So, what's a Bitcoin?

Glen Kyle
Getsuga
Published in
3 min readMar 1, 2021

Bitcoin (BTC), created in 2008, immediately after the 2008 financial crisis, and seeing its initial release on January 9, 2009, is an entirely decentralized digital currency invented by an unknown individual or group of individuals under the pseudonym of Satoshi Nakamoto. The entity or entities involved in its creation disappeared without trace from the online space just two years into Bitcoin's existence.

As presented in the original Bitcoin Whitepaper, and as can be figured from its nature, the currency was created as a means of experimental opposition and alternative to fractional reserve banking as well as centralized monetary policies and powers.

The root problem with conventional currencies is all the trust that’s required to make it work. The central bank must be trusted not to debase the currency, but the history of fiat currencies is full of breaches of that trust. — Satoshi Nakamoto.

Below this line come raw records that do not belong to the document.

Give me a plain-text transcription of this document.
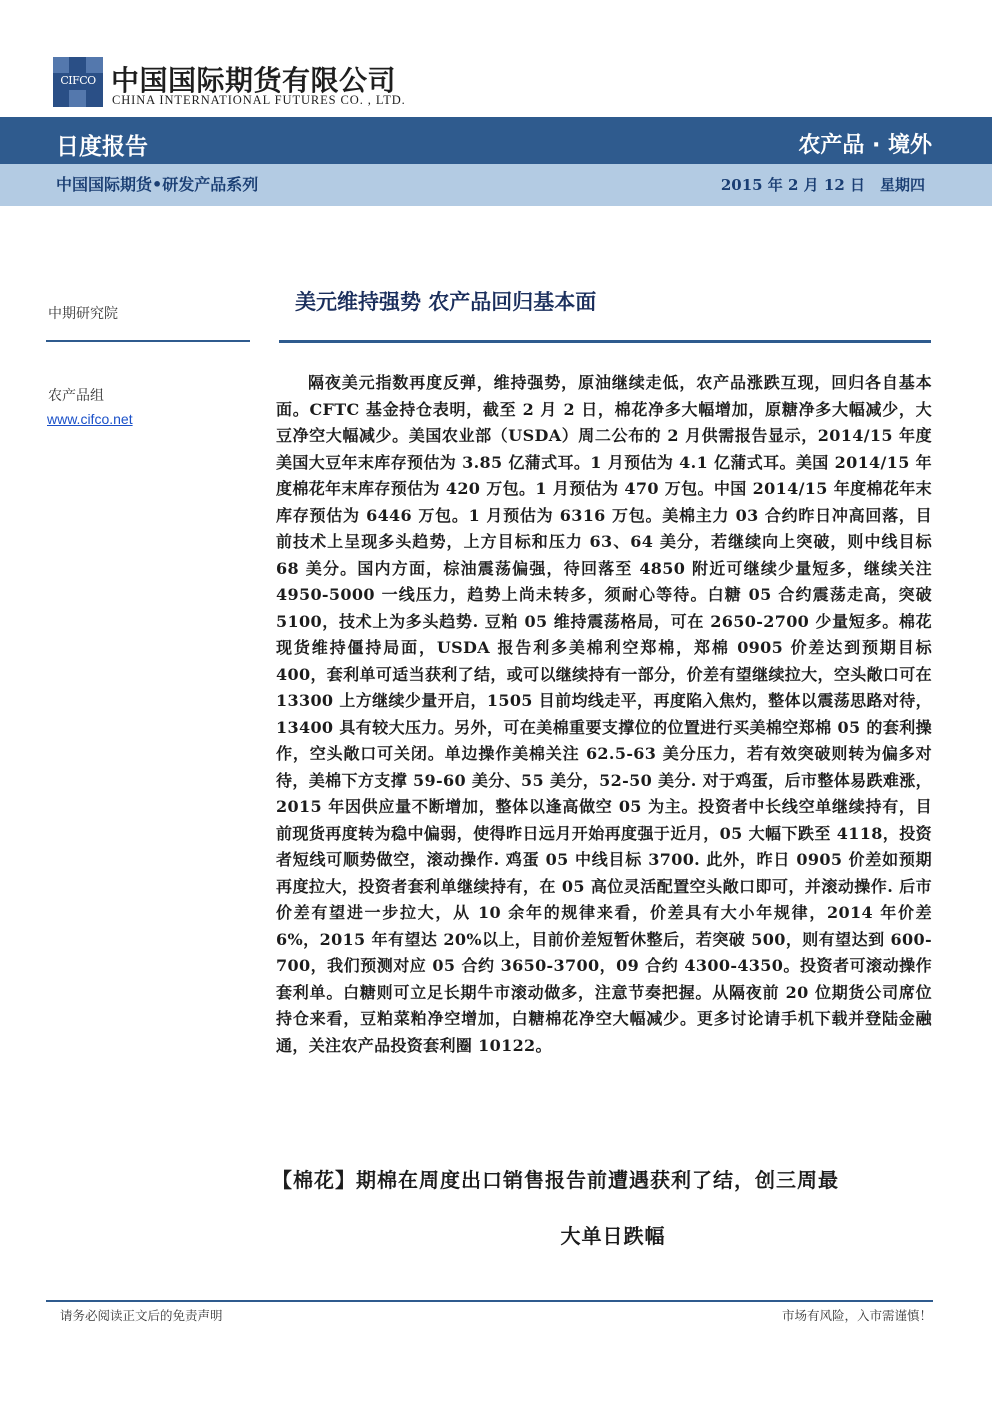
CIFCO 中国国际期货有限公司
CHINA INTERNATIONAL FUTURES CO. , LTD.
日度报告	农产品 · 境外
中国国际期货•研发产品系列	2015 年 2 月 12 日　星期四
中期研究院
农产品组
www.cifco.net
美元维持强势 农产品回归基本面

隔夜美元指数再度反弹，维持强势，原油继续走低，农产品涨跌互现，回归各自基本面。CFTC 基金持仓表明，截至 2 月 2 日，棉花净多大幅增加，原糖净多大幅减少，大豆净空大幅减少。美国农业部（USDA）周二公布的 2 月供需报告显示，2014/15 年度美国大豆年末库存预估为 3.85 亿蒲式耳。1 月预估为 4.1 亿蒲式耳。美国 2014/15 年度棉花年末库存预估为 420 万包。1 月预估为 470 万包。中国 2014/15 年度棉花年末库存预估为 6446 万包。1 月预估为 6316 万包。美棉主力 03 合约昨日冲高回落，目前技术上呈现多头趋势，上方目标和压力 63、64 美分，若继续向上突破，则中线目标 68 美分。国内方面，棕油震荡偏强，待回落至 4850 附近可继续少量短多，继续关注 4950-5000 一线压力，趋势上尚未转多，须耐心等待。白糖 05 合约震荡走高，突破 5100，技术上为多头趋势. 豆粕 05 维持震荡格局，可在 2650-2700 少量短多。棉花现货维持僵持局面，USDA 报告利多美棉利空郑棉，郑棉 0905 价差达到预期目标 400，套利单可适当获利了结，或可以继续持有一部分，价差有望继续拉大，空头敞口可在 13300 上方继续少量开启，1505 目前均线走平，再度陷入焦灼，整体以震荡思路对待，13400 具有较大压力。另外，可在美棉重要支撑位的位置进行买美棉空郑棉 05 的套利操作，空头敞口可关闭。单边操作美棉关注 62.5-63 美分压力，若有效突破则转为偏多对待，美棉下方支撑 59-60 美分、55 美分，52-50 美分. 对于鸡蛋，后市整体易跌难涨，2015 年因供应量不断增加，整体以逢高做空 05 为主。投资者中长线空单继续持有，目前现货再度转为稳中偏弱，使得昨日远月开始再度强于近月，05 大幅下跌至 4118，投资者短线可顺势做空，滚动操作. 鸡蛋 05 中线目标 3700. 此外，昨日 0905 价差如预期再度拉大，投资者套利单继续持有，在 05 高位灵活配置空头敞口即可，并滚动操作. 后市价差有望进一步拉大，从 10 余年的规律来看，价差具有大小年规律，2014 年价差 6%，2015 年有望达 20%以上，目前价差短暂休整后，若突破 500，则有望达到 600-700，我们预测对应 05 合约 3650-3700，09 合约 4300-4350。投资者可滚动操作套利单。白糖则可立足长期牛市滚动做多，注意节奏把握。从隔夜前 20 位期货公司席位持仓来看，豆粕菜粕净空增加，白糖棉花净空大幅减少。更多讨论请手机下载并登陆金融通，关注农产品投资套利圈 10122。

【棉花】期棉在周度出口销售报告前遭遇获利了结，创三周最
大单日跌幅

请务必阅读正文后的免责声明	市场有风险，入市需谨慎！
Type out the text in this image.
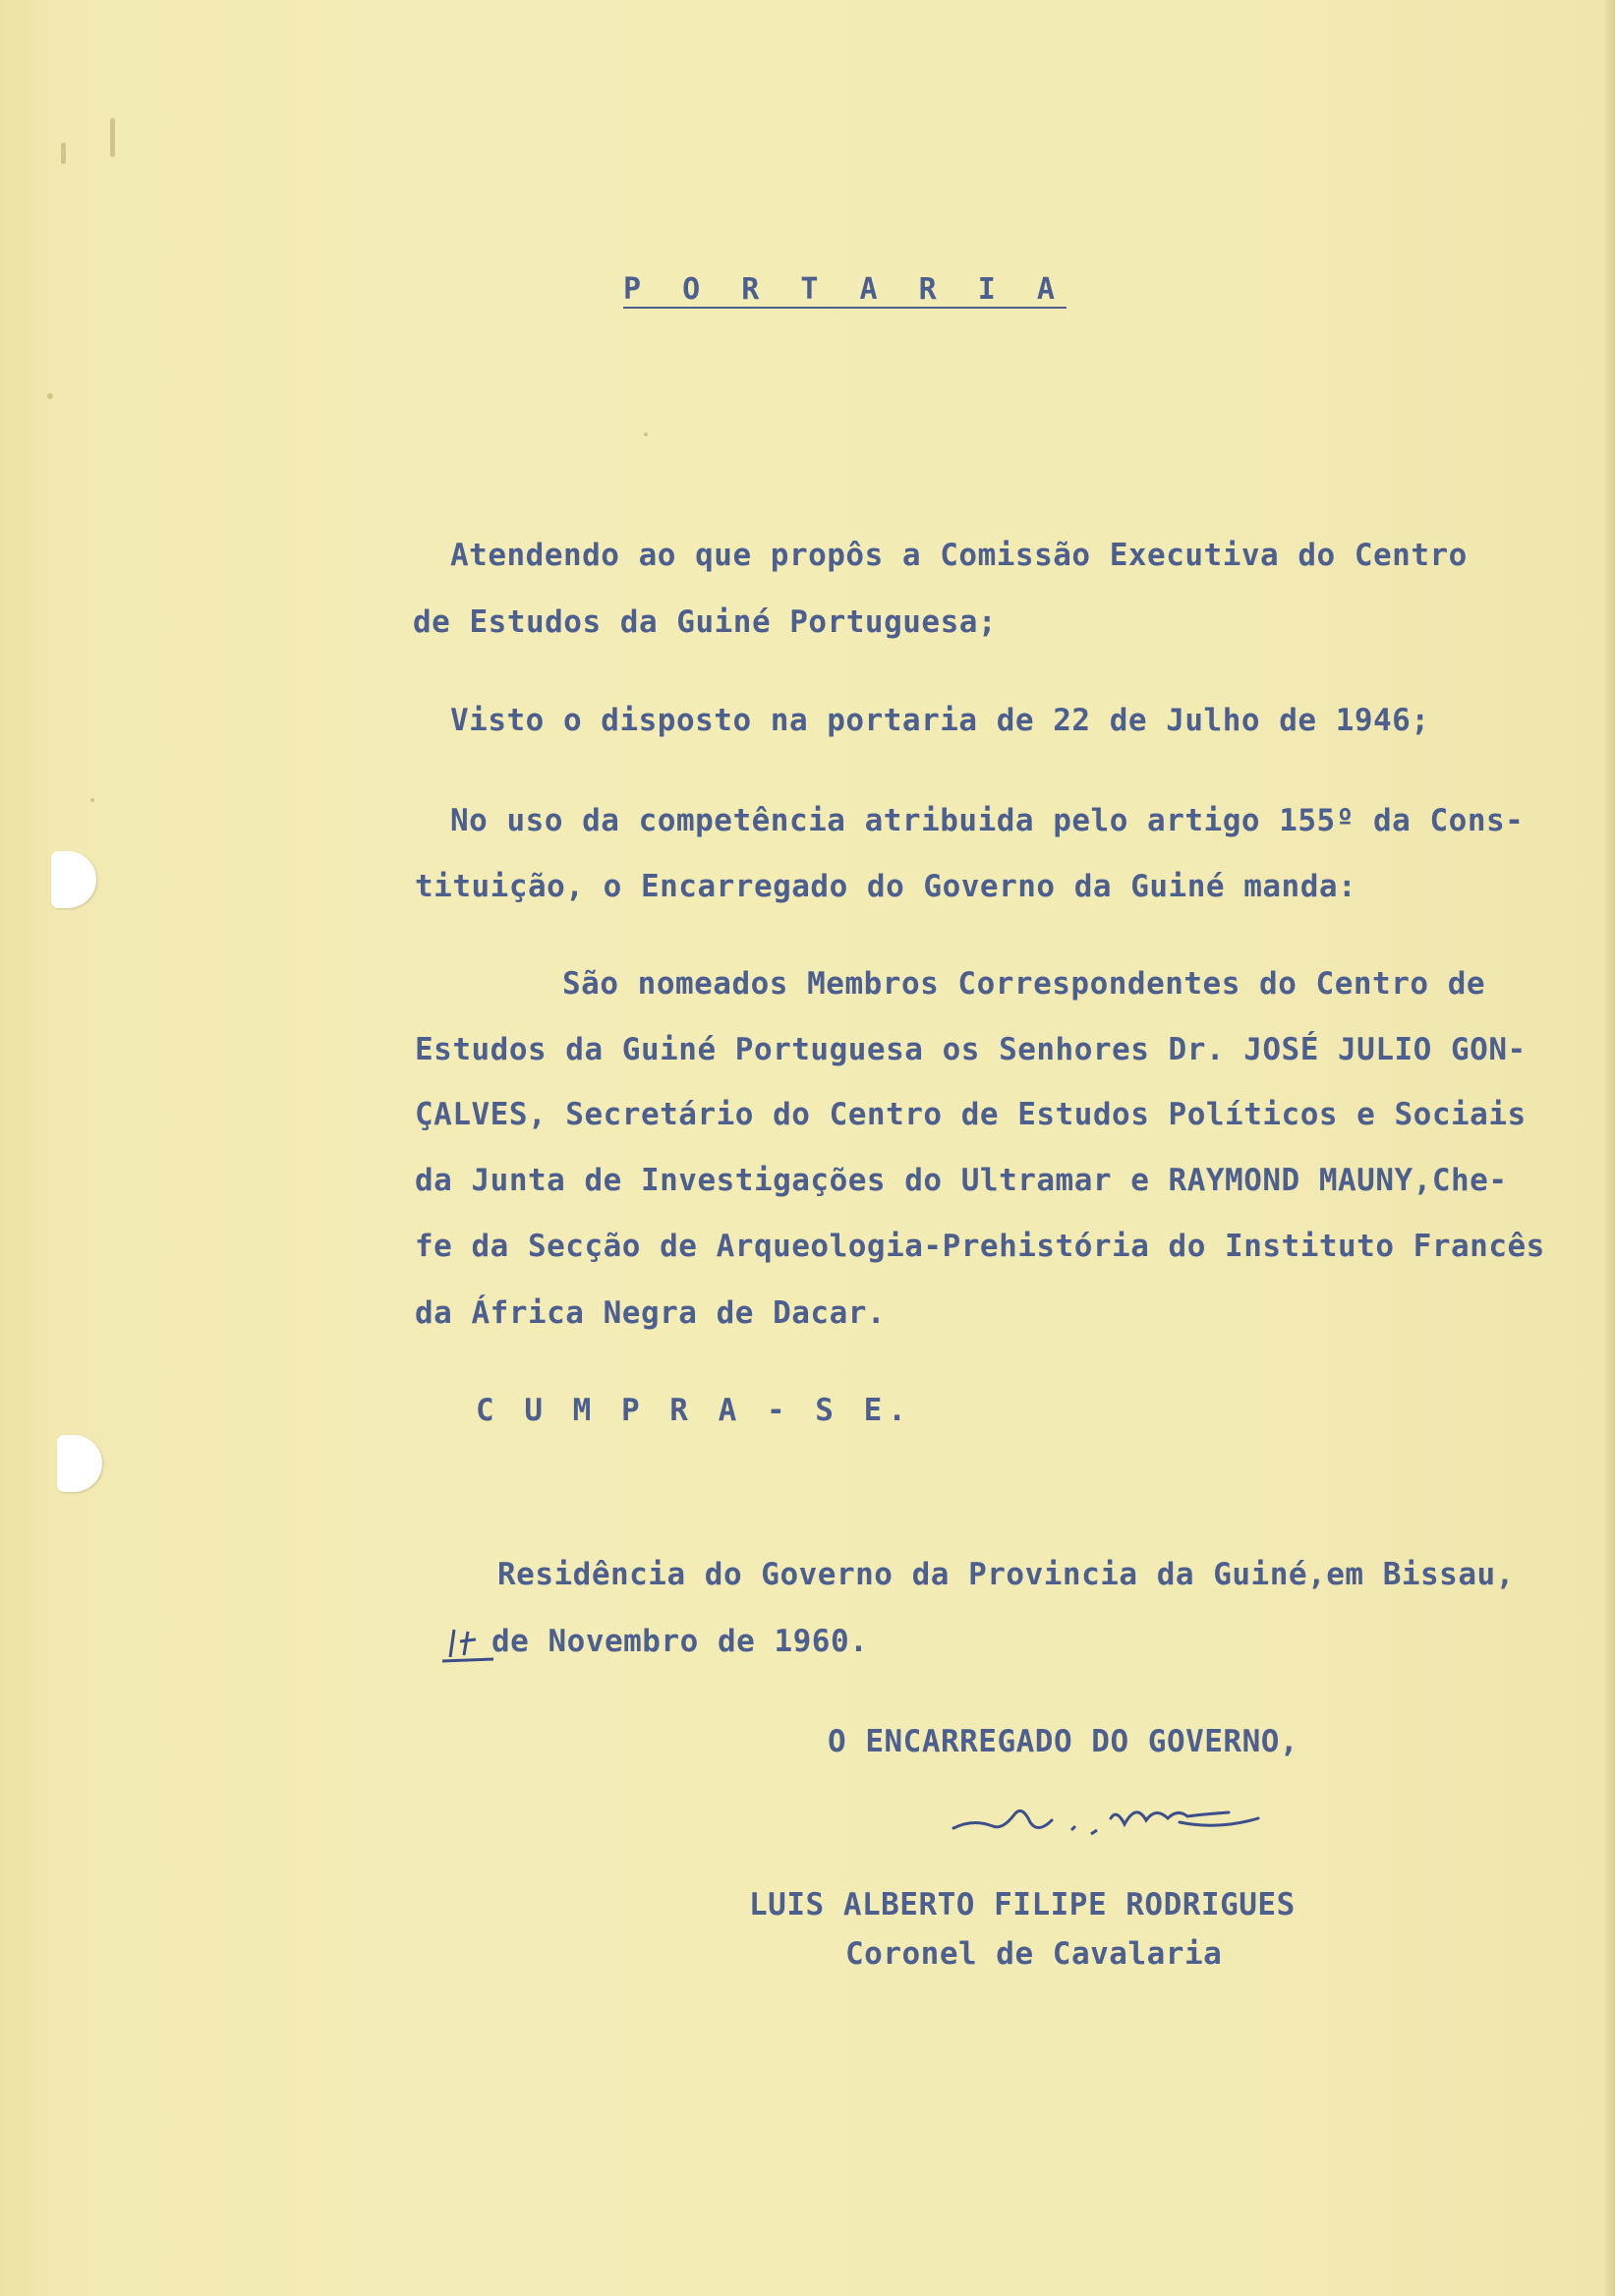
P O R T A R I A
Atendendo ao que propôs a Comissão Executiva do Centro
de Estudos da Guiné Portuguesa;
Visto o disposto na portaria de 22 de Julho de 1946;
No uso da competência atribuida pelo artigo 155º da Cons-
tituição, o Encarregado do Governo da Guiné manda:
São nomeados Membros Correspondentes do Centro de
Estudos da Guiné Portuguesa os Senhores Dr. JOSÉ JULIO GON-
ÇALVES, Secretário do Centro de Estudos Políticos e Sociais
da Junta de Investigações do Ultramar e RAYMOND MAUNY,Che-
fe da Secção de Arqueologia-Prehistória do Instituto Francês
da África Negra de Dacar.
C U M P R A - S E.
Residência do Governo da Provincia da Guiné,em Bissau,
de Novembro de 1960.
O ENCARREGADO DO GOVERNO,
LUIS ALBERTO FILIPE RODRIGUES
Coronel de Cavalaria
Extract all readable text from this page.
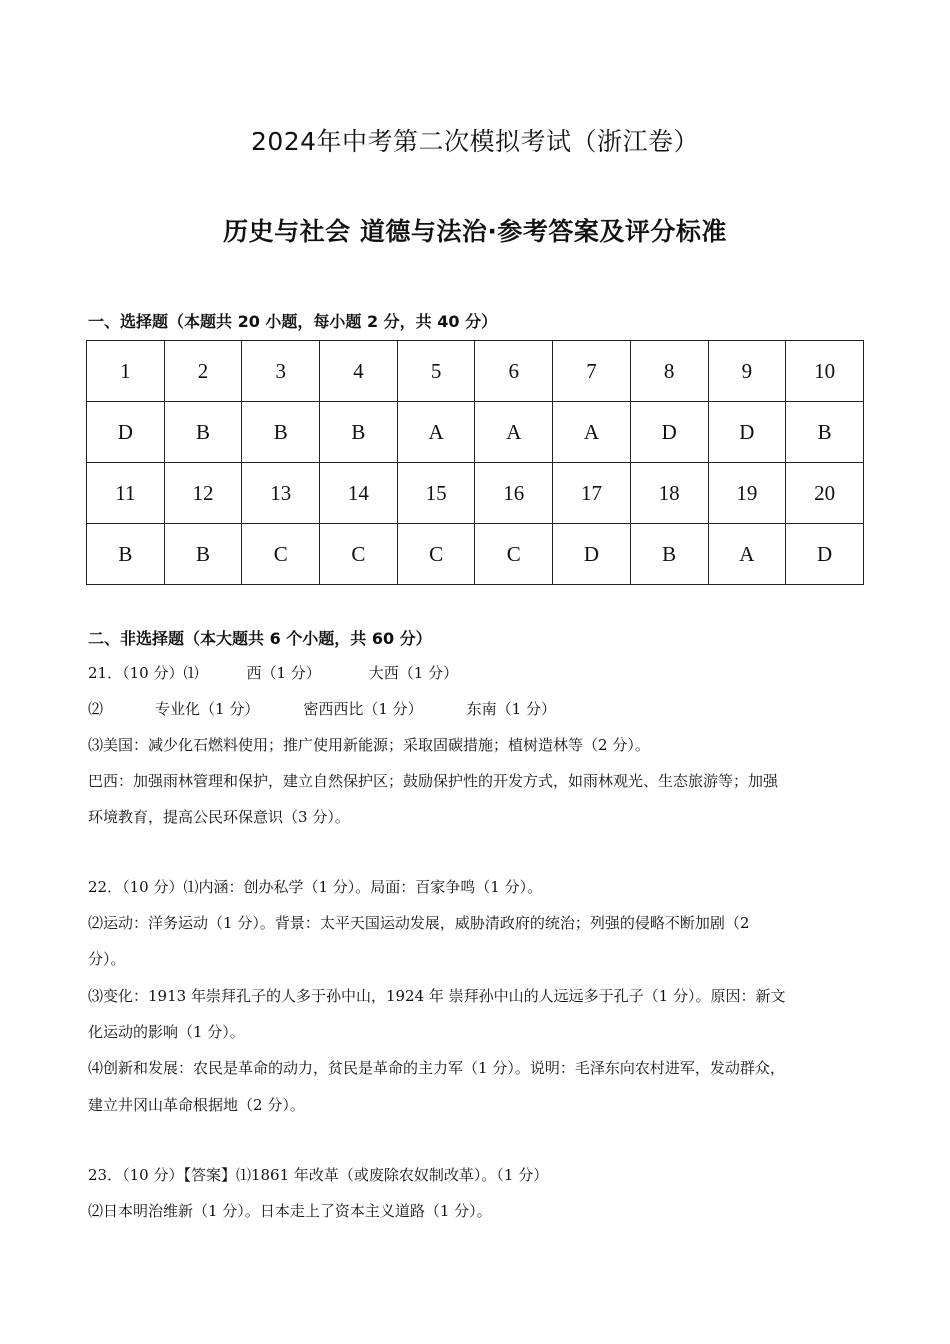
2024年中考第二次模拟考试（浙江卷）
历史与社会 道德与法治·参考答案及评分标准
一、选择题（本题共 20 小题，每小题 2 分，共 40 分）
1	2	3	4	5	6	7	8	9	10
D	B	B	B	A	A	A	D	D	B
11	12	13	14	15	16	17	18	19	20
B	B	C	C	C	C	D	B	A	D
二、非选择题（本大题共 6 个小题，共 60 分）
21．（10 分）⑴	西（1 分）	大西（1 分）
⑵	专业化（1 分）	密西西比（1 分）	东南（1 分）
⑶美国：减少化石燃料使用；推广使用新能源；采取固碳措施；植树造林等（2 分）。
巴西：加强雨林管理和保护，建立自然保护区；鼓励保护性的开发方式，如雨林观光、生态旅游等；加强
环境教育，提高公民环保意识（3 分）。
22．（10 分）⑴内涵：创办私学（1 分）。局面：百家争鸣（1 分）。
⑵运动：洋务运动（1 分）。背景：太平天国运动发展，威胁清政府的统治；列强的侵略不断加剧（2
分）。
⑶变化：1913 年崇拜孔子的人多于孙中山，1924 年 崇拜孙中山的人远远多于孔子（1 分）。原因：新文
化运动的影响（1 分）。
⑷创新和发展：农民是革命的动力，贫民是革命的主力军（1 分）。说明：毛泽东向农村进军，发动群众，
建立井冈山革命根据地（2 分）。
23．（10 分）【答案】⑴1861 年改革（或废除农奴制改革）。（1 分）
⑵日本明治维新（1 分）。日本走上了资本主义道路（1 分）。
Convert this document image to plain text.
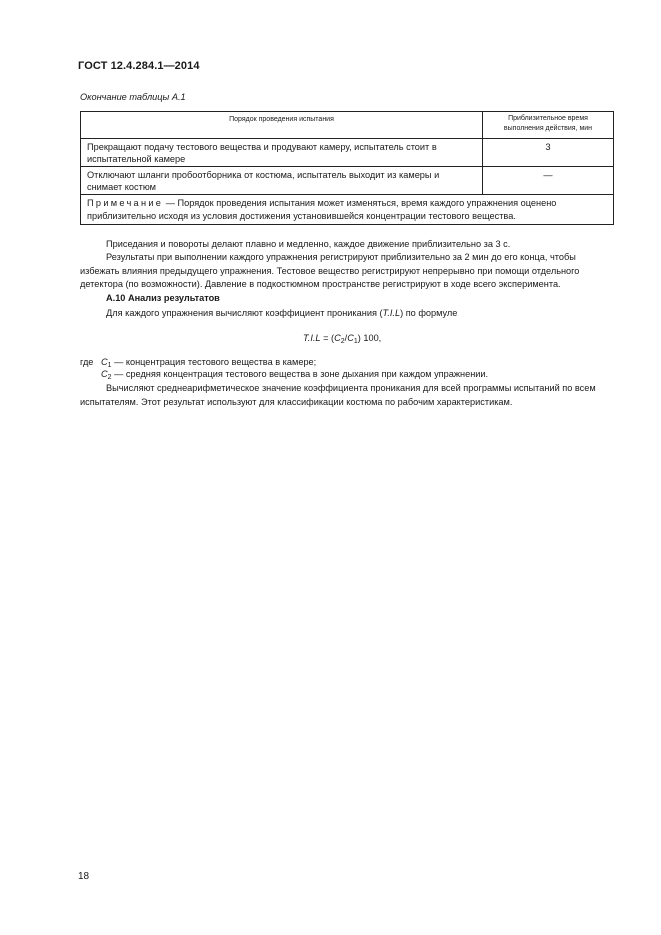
ГОСТ 12.4.284.1—2014
Окончание таблицы А.1
Порядок проведения испытания	Приблизительное время выполнения действия, мин
Прекращают подачу тестового вещества и продувают камеру, испытатель стоит в испытательной камере	3
Отключают шланги пробоотборника от костюма, испытатель выходит из камеры и снимает костюм	—
Примечание — Порядок проведения испытания может изменяться, время каждого упражнения оценено приблизительно исходя из условия достижения установившейся концентрации тестового вещества.	
Приседания и повороты делают плавно и медленно, каждое движение приблизительно за 3 с.
Результаты при выполнении каждого упражнения регистрируют приблизительно за 2 мин до его конца, чтобы избежать влияния предыдущего упражнения. Тестовое вещество регистрируют непрерывно при помощи отдельного детектора (по возможности). Давление в подкостюмном пространстве регистрируют в ходе всего эксперимента.
А.10 Анализ результатов
Для каждого упражнения вычисляют коэффициент проникания (T.I.L) по формуле
$T.I.L = (C_2/C_1)$ 100,
где $C_1$ — концентрация тестового вещества в камере;
$C_2$ — средняя концентрация тестового вещества в зоне дыхания при каждом упражнении.
Вычисляют среднеарифметическое значение коэффициента проникания для всей программы испытаний по всем испытателям. Этот результат используют для классификации костюма по рабочим характеристикам.
18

Satoshi Nakamoto provided citizens of the world with the ability to participate in a fully decentralized and anonymous financial system wherein transactions are protected by cryptography.

Since its inception, the value of Bitcoin, as well as its reputation continued to grow, rapidly. And what was initially viewed by many, especially regulatory bodies, as merely but a means to transact for illegal activities on the dark web, has since bloomed into a time and pressure tested global and borderless P2P financial system and laid the foundation for an entirely new industry and market of decentralized applications, cryptocurrencies, potential, innovation, speculation, and entrepreneurship.

Nice, but…

How does Bitcoin work?

In simple terms, Bitcoin is software, a mixed set of protocols and processes. Bitcoin runs on open-source code known as blockchain (a transparent publicly accessible to anyone with an internet connection ledger of the full collection transactions in the bitcoin network stored as a chain of discrete blocks of chronological information). The entire bitcoin system is basically a bunch of computers (sometimes called “nodes”) that all run bitcoin’s code and store a copy of its Blockchain. Anyone can run the blockchain and bitcoin code, from anywhere in the world. Many people do, and therefore the network is decentralized.

These “nodes” also called miners, participate in the bitcoin network and “mine” new bitcoins into existence (at a pre-programmed, deflationary rate), which they receive as a reward for competing against each other by solving sophisticated mathematical programs to complete a block of transactional data and add it to the blockchain. Bitcoin transactions are initiated when one individual sends Bitcoins from his Bitcoin wallet to another. The total supply of Bitcoin that there can ever be in existence is limited by code and set to 21 million units, with each one being divisible up to 8 points.

Of course, there's way more technical stuff that could be covered on Bitcoin. All of the above makes it a borderless, though volatile store of value that can be used to anonymously transfer that value (money) across the internet within minutes. Add to that the fact that there's no Central Bank presiding over Bitcoins emission, rather that's up to the nodes, and keeping an eye on whose sending value where, and the value Bitcoin should be quite clear.

With its limited emission rate and decentralized nature, Bitcoin proved to be a rather good inflation hedge and store of value during 2020–2021, gaining over 1,500% in value on a parabolic rise from the depths of $3,000 to over $50,000 and attracting massive attention from big names as Governments were “printing” currency, issuing stimulus to help ease financial damages as a result of the Covid-19 Pandemic.

This parabolic rise in a time of active and centralized government financial activity strengthened Satoshi’s core value proposition and the ideological belief of many Bitcoin supporters and speculators that Bitcoin's position in the world of money as an alternative financial system is “legit”.